Il est vrai que l'histoire a de quoi déchaîner les passions enfantines : un professeur confie à deux jeunes garçons la lourde tâche de constituer une collection des 150 Pocket Monsters existant dans le monde. Pour les aider, ils disposent chacun d'un champion, un Pokemon qui va affronter les autres Pokemon pour pouvoir les capturer. Au fil de l'histoire, le joueur va rassembler une équipe de 6 champions, 6 Pokemon qui vont se métamorphoser au fur et à mesure qu'ils vont gagner en puissance – 6 Pokemon qui tiennent dans la poche, bien au chaud dans leur PokeBall.

Mais, vous demandez-vous sans doute, à quoi peut bien ressembler un Pokemon ? Et bien, un Pokemon est généralement une sorte de petit animal étrange, résultant de croisements incongrus (comme Souris et Rhinocéros, ou Plante Carnivore et Papillon) et irrémédiablement, insupportablement mignon. Et rose bonbon, ou vert pastel, ou jaune poussin, ou ... Si vous voulez avoir une idée plus précise, tous les Pokemon sont recencés sur cette page ou sur celle-ci.

Tant que vous y êtes, faites particulièrement attention au numéro 25. Et gravez-le dans votre mémoire. Parce que cette petite chose jaune n'est nul autre que l'ignoble Pikachû, idole incontestée des gamins nippons.

Il y a pire encore. Car en Septembre de l'année dernière, l'infâme Nintendo lacha sa dernière calamité sur l'archipel déjà sévèrement atteint : Pokemon Pikachû, une nouvelle version du jeu avec la star en vedette. Une nouvelle dose pour ceux qui n'auraient pas déjà jeté l'éponge devant l'invasion – soupes instantanées Pikachû, cartables Pikachû, kleenex Pikachû, porte-clés Pikachû, que sais-je encore.

Pour ma part, j'ai pu constater l'étendue des dégâts au Nintendo Space World, un salon organisé tous les ans par la firme à la Game Boy, tout à la gloire des Pokemon – championnat national du meilleur entraîneur à la clé. Et là-bas, sur 280 écrans, on pouvait découvrir le nouveau titre Pokemon, avec ses deux nouvelles saveurs – Gold et Silver – venues se rajouter au Rouge, Vert et Jaune Pikachû.

Devant ces 280 écrans, on trouvait 280 petits visages captivés et concentrés, savourant leur dix minutes de jeu (pas plus) après parfois plus d'une heure d'attente.

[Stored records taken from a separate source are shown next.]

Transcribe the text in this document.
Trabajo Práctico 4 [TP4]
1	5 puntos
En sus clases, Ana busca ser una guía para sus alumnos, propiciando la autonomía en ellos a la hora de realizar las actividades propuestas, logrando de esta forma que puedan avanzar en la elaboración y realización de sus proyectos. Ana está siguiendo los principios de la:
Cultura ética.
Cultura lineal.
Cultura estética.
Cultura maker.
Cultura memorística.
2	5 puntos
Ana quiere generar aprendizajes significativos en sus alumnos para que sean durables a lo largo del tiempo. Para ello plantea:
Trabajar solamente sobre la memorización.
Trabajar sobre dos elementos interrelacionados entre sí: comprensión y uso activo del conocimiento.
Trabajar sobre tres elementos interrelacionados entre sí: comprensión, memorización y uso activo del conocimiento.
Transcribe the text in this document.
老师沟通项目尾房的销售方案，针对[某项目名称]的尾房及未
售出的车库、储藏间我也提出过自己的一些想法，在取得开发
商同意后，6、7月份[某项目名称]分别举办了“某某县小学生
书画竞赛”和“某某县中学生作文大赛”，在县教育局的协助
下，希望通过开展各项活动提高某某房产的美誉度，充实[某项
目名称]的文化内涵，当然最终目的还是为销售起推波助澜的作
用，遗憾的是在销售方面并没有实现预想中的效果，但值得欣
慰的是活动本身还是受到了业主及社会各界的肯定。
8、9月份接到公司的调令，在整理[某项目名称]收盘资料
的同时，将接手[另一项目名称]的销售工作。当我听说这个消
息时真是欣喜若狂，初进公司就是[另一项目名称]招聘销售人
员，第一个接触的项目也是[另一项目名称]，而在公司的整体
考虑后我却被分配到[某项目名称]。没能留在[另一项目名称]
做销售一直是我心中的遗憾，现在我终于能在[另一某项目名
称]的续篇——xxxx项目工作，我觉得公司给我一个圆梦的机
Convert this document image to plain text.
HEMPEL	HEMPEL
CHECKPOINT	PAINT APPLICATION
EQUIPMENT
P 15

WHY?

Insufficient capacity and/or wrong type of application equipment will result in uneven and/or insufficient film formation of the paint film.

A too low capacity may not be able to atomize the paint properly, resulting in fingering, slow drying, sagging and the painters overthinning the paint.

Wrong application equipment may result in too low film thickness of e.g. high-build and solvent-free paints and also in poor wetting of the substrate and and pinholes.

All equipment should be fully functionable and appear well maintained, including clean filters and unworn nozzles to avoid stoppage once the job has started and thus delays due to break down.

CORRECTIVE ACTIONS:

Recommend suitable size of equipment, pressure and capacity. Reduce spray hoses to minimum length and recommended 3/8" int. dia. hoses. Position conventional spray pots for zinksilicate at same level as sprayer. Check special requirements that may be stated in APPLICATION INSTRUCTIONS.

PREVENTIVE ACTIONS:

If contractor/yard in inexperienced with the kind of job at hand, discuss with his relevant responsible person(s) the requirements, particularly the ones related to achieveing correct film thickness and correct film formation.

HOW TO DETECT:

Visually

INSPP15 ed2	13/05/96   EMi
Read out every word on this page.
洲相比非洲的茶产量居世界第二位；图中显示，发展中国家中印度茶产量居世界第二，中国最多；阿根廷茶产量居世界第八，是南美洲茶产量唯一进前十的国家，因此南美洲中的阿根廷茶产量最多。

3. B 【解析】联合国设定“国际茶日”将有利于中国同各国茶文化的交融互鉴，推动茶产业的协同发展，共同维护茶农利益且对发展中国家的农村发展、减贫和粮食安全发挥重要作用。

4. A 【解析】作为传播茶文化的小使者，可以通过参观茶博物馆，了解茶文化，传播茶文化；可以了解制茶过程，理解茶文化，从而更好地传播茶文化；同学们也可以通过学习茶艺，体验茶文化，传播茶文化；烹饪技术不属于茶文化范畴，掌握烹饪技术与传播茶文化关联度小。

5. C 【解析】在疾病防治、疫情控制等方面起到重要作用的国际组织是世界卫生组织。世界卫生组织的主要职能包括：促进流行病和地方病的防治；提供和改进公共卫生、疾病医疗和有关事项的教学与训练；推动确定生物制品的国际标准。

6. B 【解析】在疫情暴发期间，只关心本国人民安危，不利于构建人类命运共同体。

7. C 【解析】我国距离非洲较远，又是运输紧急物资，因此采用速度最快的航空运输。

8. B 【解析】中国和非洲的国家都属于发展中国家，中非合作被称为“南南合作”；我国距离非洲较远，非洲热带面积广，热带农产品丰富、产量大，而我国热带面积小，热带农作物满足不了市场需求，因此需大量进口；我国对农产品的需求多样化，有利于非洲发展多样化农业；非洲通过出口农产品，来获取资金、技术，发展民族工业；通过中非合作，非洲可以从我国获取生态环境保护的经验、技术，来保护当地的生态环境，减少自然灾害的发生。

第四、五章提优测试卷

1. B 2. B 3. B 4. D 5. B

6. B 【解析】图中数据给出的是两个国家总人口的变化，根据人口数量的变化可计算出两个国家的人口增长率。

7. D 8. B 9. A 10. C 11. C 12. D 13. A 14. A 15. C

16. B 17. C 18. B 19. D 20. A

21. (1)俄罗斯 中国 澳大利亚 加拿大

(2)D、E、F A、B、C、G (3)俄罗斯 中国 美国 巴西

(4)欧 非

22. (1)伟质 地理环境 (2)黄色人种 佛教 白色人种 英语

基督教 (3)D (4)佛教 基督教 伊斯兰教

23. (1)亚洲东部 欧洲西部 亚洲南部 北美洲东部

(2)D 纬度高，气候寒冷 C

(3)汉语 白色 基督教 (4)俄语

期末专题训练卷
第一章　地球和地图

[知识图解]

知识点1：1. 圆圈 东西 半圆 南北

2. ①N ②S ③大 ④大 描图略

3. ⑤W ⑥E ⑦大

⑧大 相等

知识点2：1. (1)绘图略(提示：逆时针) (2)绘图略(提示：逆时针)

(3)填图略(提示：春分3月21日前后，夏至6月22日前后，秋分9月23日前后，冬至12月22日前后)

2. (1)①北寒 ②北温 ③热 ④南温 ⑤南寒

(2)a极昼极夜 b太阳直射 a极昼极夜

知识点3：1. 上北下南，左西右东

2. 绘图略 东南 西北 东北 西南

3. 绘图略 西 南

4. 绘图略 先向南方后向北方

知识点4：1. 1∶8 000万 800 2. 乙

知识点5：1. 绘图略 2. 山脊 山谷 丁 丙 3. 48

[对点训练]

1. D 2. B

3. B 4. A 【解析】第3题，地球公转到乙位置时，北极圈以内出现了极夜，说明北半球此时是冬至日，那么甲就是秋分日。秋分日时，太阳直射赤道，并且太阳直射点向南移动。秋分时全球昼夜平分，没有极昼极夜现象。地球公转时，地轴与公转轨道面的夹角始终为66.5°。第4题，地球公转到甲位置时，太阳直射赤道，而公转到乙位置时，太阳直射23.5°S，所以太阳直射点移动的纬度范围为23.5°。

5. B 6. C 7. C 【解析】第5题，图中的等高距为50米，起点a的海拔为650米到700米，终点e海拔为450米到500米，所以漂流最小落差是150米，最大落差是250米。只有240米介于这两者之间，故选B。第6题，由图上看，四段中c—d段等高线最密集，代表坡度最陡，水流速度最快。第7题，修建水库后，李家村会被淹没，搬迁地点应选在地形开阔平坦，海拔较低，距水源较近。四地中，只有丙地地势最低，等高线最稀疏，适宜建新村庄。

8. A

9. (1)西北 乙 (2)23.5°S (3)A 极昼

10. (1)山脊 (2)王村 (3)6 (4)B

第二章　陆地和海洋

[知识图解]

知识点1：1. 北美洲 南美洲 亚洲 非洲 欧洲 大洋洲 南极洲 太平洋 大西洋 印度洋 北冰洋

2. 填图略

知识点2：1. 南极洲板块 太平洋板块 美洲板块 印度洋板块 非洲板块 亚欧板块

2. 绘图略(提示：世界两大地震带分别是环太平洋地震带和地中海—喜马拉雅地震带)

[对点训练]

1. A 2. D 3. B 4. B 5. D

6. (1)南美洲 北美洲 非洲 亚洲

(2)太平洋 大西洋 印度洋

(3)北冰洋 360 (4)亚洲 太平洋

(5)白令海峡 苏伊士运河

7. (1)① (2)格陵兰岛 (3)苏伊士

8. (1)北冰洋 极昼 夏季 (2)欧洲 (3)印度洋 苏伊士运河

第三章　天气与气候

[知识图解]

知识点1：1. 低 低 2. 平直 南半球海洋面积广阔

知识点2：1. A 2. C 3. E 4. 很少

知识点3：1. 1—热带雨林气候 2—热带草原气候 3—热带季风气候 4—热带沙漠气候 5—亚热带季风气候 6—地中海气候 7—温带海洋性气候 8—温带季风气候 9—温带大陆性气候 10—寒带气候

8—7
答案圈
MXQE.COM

Et durant ces trois jours où plus de 170,000 personnes sont venues s'incliner devant Pikachû, l'espace Pokemon n'a pas désempli.

En cette année de fin du monde annoncée, n'oublions pas les prédictions de Nostradamus – car selon lui, l'Antéchrist verra le jour en 1999 en Asie, et il étendra ensuite son emprise sur l'Occident. Et il faut avouer que les coïncidences sont troublantes : Pikachû apparaît en Septembre 1998 (comme quoi Nostradamus est plus précis que Paco Rabanne), il est petit et jaune, il vient du Japon, et très bientôt vous allez en bouffer jusqu'à la nausée. Je vous le dis, la fin du monde est pour dans pas longtemps ...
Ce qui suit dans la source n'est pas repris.